Nuclear energy
Nuclear energy

Future Forecast

The New Nuclear Age: Powering the Trifecta of AI Infrastructure

Posted: June 16, 2025

AI runs on three things: compute, power, and fiber. If you’re not planning for all three, you’re not planning for scale.

AI is rewriting the rules of infrastructure. The models are bigger. The workloads are more distributed. The stakes? Astronomical. And yet, most strategies still fixate on compute, while underestimating the two forces that make it all go: power and network.

We’re entering a new era, and it demands a new playbook. Call it the AI Infrastructure Trifecta:

  • Power that can keep up
  • Compute that can perform
  • Fiber that can deliver

Ignore any one of these, and the whole system breaks down.

The Power Crisis No One Can Ignore

Here’s the reality: by 2028, data centers could consume up to 12% of the world’s electricity. That’s not a rounding error. That’s a structural threat to growth.

The current grid can’t handle the projected demand — especially not for distributed inference, low-latency applications, or edge computing environments. Solar and wind are part of the solution, but they’re intermittent. Fossil fuels are unsustainable. And diesel backups aren’t a strategy.

So what’s the alternative?

Small Modular Nuclear Reactors (SMRs): A Contender for the AI Era

SMRs are not your grandfather’s nuclear plants. They’re safer, smaller, modular, and more deployable, making them a serious option for powering high-performance infrastructure in the AI age.

What they offer:

  • Always-on reliability to eliminate energy bottlenecks
  • Local deployment to bring power closer to compute and network nodes
  • Near-zero emissions to support sustainability mandates

Major players are already making moves: Microsoft signed a 20-year clean energy deal backed by $1.6B to support its data centers using nuclear, including restarting the infamous Three Mile Island Unit 1. Meanwhile, Meta recently announced a similar partnership to secure nuclear energy to meet rising AI-related energy demands.

It’s All Connected: Why Fiber Matters More Than Ever

If SMRs solve the power bottleneck and GPUs solve the compute challenge, fiber is the connective tissue that makes it all work in real time.

You can’t run inference at the edge without ultra-low latency. You can’t move massive training datasets without high-capacity transport. And you can’t serve AI outputs to global users without dense metro and long-haul connectivity.

The future isn’t just AI-ready compute. It’s AI-ready infrastructure: fiber, power, and performance – working as one.

The Convergence Is Already Happening

Forward-thinking infrastructure operators aren’t treating power, compute, and network as separate domains anymore. They’re converging teams, budgets, and strategies to design systems that scale together.

  • Where should the next data center go? It depends on where you can get high-density power and diverse network access.
  • How do you build for inference?
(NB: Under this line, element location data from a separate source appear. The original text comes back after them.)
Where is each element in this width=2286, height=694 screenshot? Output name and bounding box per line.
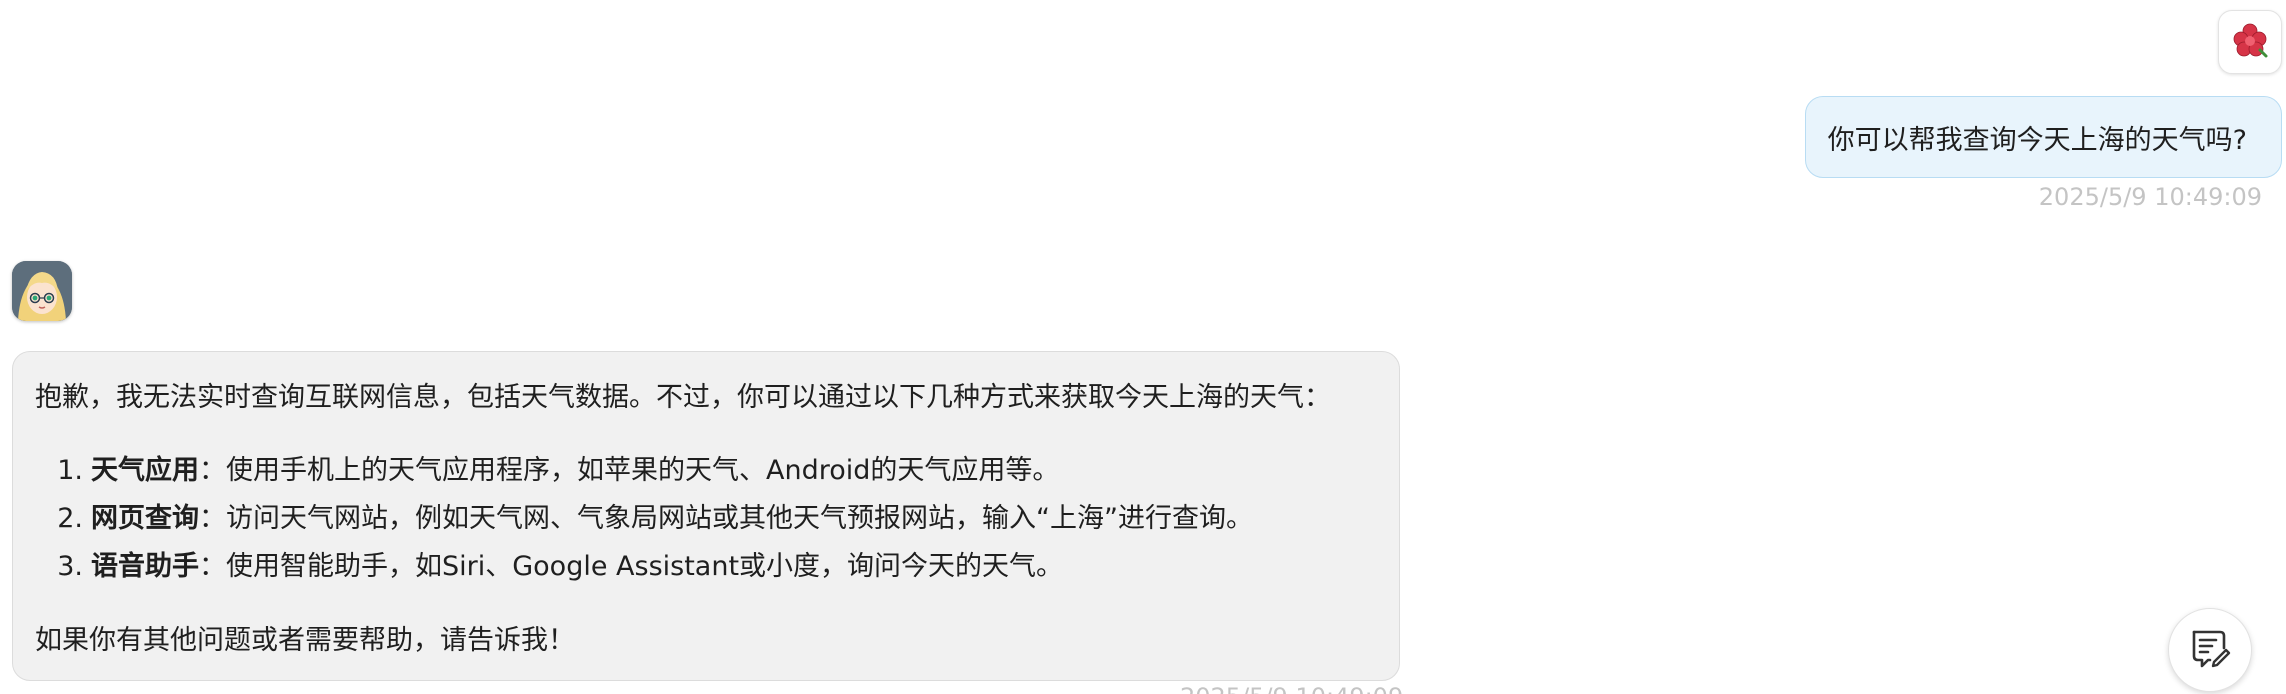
list-item-title: 天气应用 <box>91 455 199 486</box>
list-item-text: ：访问天气网站，例如天气网、气象局网站或其他天气预报网站，输入“上海”进行查询。 <box>199 503 1253 534</box>
list-item-text: ：使用智能助手，如Siri、Google Assistant或小度，询问今天的天… <box>199 551 1064 582</box>
assistant-message-timestamp: 2025/5/9 10:49:09 <box>1180 683 1403 694</box>
assistant-suggestion-list: 1. 天气应用：使用手机上的天气应用程序，如苹果的天气、Android的天气应用等… <box>35 447 1253 591</box>
user-avatar[interactable] <box>2218 10 2282 74</box>
anime-character-avatar-icon <box>12 261 72 321</box>
list-item-text: ：使用手机上的天气应用程序，如苹果的天气、Android的天气应用等。 <box>199 455 1060 486</box>
note-edit-icon <box>2188 626 2232 674</box>
assistant-message-bubble: 抱歉，我无法实时查询互联网信息，包括天气数据。不过，你可以通过以下几种方式来获取… <box>12 351 1400 681</box>
note-edit-button[interactable] <box>2168 608 2252 692</box>
list-item: 1. 天气应用：使用手机上的天气应用程序，如苹果的天气、Android的天气应用等… <box>35 447 1253 495</box>
list-item-number: 1. <box>57 455 83 486</box>
list-item-title: 网页查询 <box>91 503 199 534</box>
user-message-text: 你可以帮我查询今天上海的天气吗? <box>1827 124 2247 156</box>
assistant-outro-text: 如果你有其他问题或者需要帮助，请告诉我！ <box>35 625 575 656</box>
list-item-number: 3. <box>57 551 83 582</box>
user-message-timestamp: 2025/5/9 10:49:09 <box>2038 183 2262 211</box>
chat-container: 你可以帮我查询今天上海的天气吗? 2025/5/9 10:49:09 抱歉，我无… <box>0 0 2286 694</box>
user-message-bubble: 你可以帮我查询今天上海的天气吗? <box>1804 96 2282 178</box>
list-item: 2. 网页查询：访问天气网站，例如天气网、气象局网站或其他天气预报网站，输入“上海… <box>35 495 1253 543</box>
assistant-avatar[interactable] <box>12 261 72 321</box>
flower-icon <box>2230 20 2270 64</box>
list-item-number: 2. <box>57 503 83 534</box>
list-item: 3. 语音助手：使用智能助手，如Siri、Google Assistant或小度，… <box>35 543 1253 591</box>
assistant-intro-text: 抱歉，我无法实时查询互联网信息，包括天气数据。不过，你可以通过以下几种方式来获取… <box>35 382 1331 413</box>
list-item-title: 语音助手 <box>91 551 199 582</box>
You need local compute, local power, and local network reach.
  • How do you future-proof infrastructure? You architect for integration, not just capacity.

The Bottom Line

AI infrastructure is no longer just about racking GPUs or securing megawatts. It’s about mastering the trifecta: compute, power, and fiber.

Small Modular Reactors may not be the answer for every site, but they represent exactly the kind of bold, scalable thinking this moment demands. If you’re investing billions into compute without asking where the power comes from or how the data moves, you’re only solving one-third of the problem.

The builders who win the AI era won’t just have the biggest models; they’ll have the infrastructure to run them.